Fit the maximum skills into a minimum time budget. I have learned to be efficient as a horse trainer. Wasting 15 minutes with the first rides tip the dominoes, inevitably bumping the last one to the following day, knocking back the evening lesson schedule, and letting clients down. The upside was discovering that efficient schooling actually works better (and science confirms it).
The quality of your practice session is determined by the quality, frequency, and rhythm of the questions you ask your horse, not by the time on the arena clock. If you’re short on time, resist opening up a can of worms by teaching something new today. Setbacks take time to sort out. Limit today’s lesson plan to several elements you’ll need for your next horse show or trail ride. Trotting around the well-worn track beside the arena rail won’t yield the same dividends as asking your horse those questions that’ll arise in competition. Use the staircase landings to practice things like standing still beside the mounting block, opening a gate, reining back, turn-on-the-forehand, or introducing neck-reining at the walk.
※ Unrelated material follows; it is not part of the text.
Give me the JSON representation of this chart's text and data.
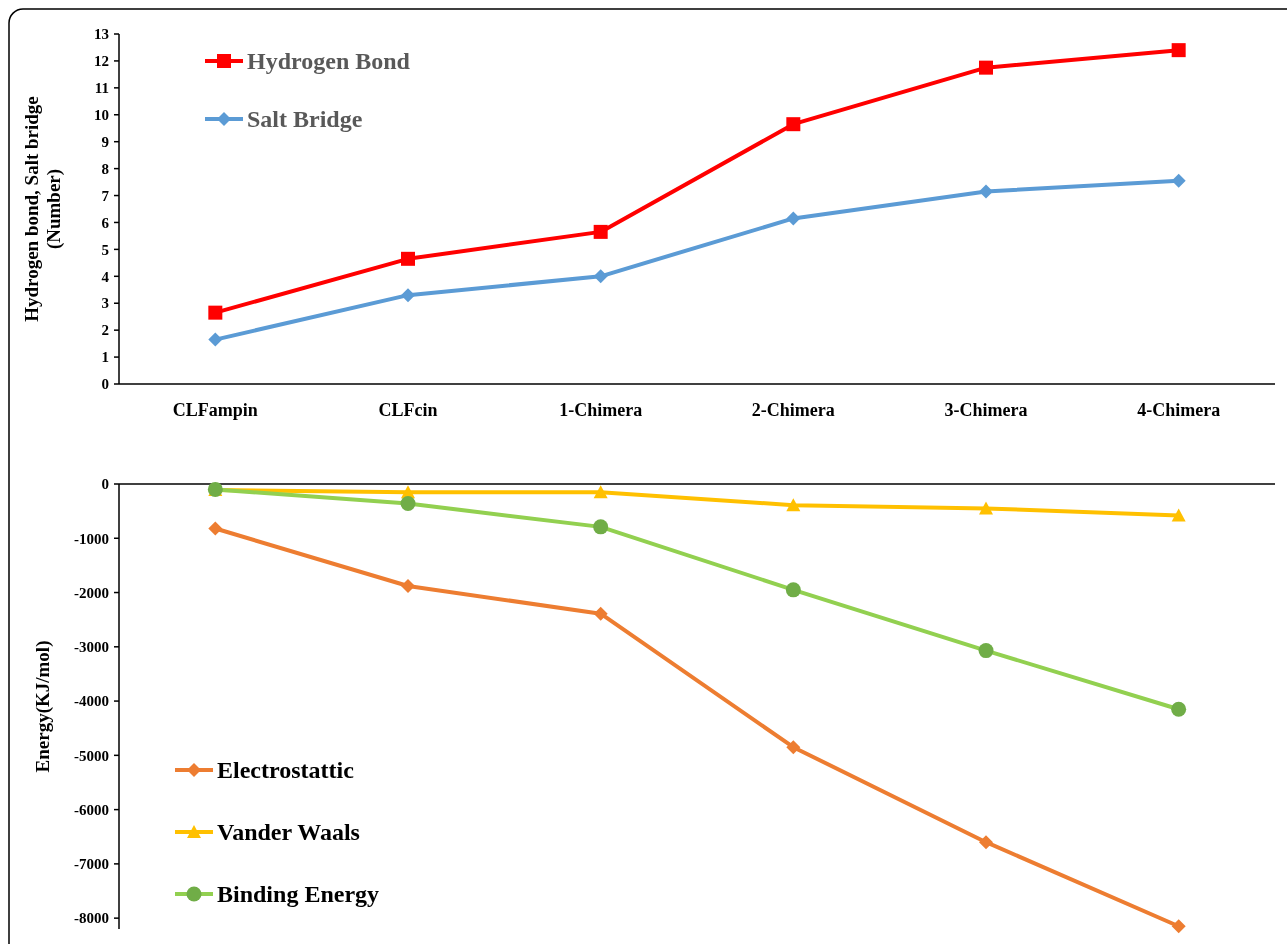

CREATIVE — Ideas to Ban Boredom
Balanced variety. Horses thrive on routine, predictability, and consistency. For a prey animal, predictability is preferable to the spice of life. Though repetition benefits your horse, drilling does not. Divide your practice session into subjects or categories to break up monotony. Categories might complement your horse show classes, rotating through essential manoeuvres you’ll need for horsemanship patterns, trail obstacles, and ranch riding classes. Or your practice plan might feature a cycling through some work over fences, then tuning up transitions for equitation on the flat, returning to more fence work, and finishing by imagining being judged in a hunter-under-saddle class.
Your practice plan might complement your horse show classes, rotating through the essential manoeuvres needed for horsemanship patterns, trail obstacles, and ranch riding classes. Photo: Peter Bruce
My lessons and training sessions often cycle through the “4 Ps” — my favourite drills for:
- Pace (transitions within and between gaits)
- Path (lateral movements)
- Package (connection, collection)
- Position (rider equitation fixes)
Practice the tough stuff. We all gravitate toward rehearsing things that come easily and avoiding things we struggle with. Many of us cringe at critiquing ourselves on video, yet playing and rewinding is an excellent teaching tool. Zoom in on the areas that don’t match the standard you were hoping for — your horse’s tense expression, your tense wrists. Design a lesson plan to reshape these areas into the picture you have in your mind. Practice trickier turns or tighter lines than required in classes at your level. When you ride up a level at home, the course, pattern, or test at the show will seem elementary by comparison. Overpreparing allows you to go with the flow at the show!
Practice with different equipment. I use poles and pylons in most of my lessons. Markers make us decisive — do it here; do it now. Markers reveal weak spots in training. I may not be as straight as I thought. Trail obstacles, tarps, flags, jumps, even cattle build your horse’s tolerance and patience and dial up the fun-factor.
Practice in different environments. Yes! Your horse has grasped the lesson. Now, do it here… and here. Take it to the outdoor ring, down the driveway, or off property. Perform the skill in the midst of distraction — in a crowded arena or all alone (even with his buddies whinnying outside). A skill isn’t learned until it works every time, everywhere.
Time off. Pushing ourselves creates stress, and stress is a good thing because it stretches us out of our comfortable ruts. Stretching and pushing builds physical and mental muscle — as long as it’s balanced by rest. We all benefit from a vacation now and then — standing breaks within each training session; weekly breaks from schooling. I’ve found that short seasonal breaks from horses are good for me, too. I look forward to getting back in the saddle and returning with more positive energy and creative solutions to training problems.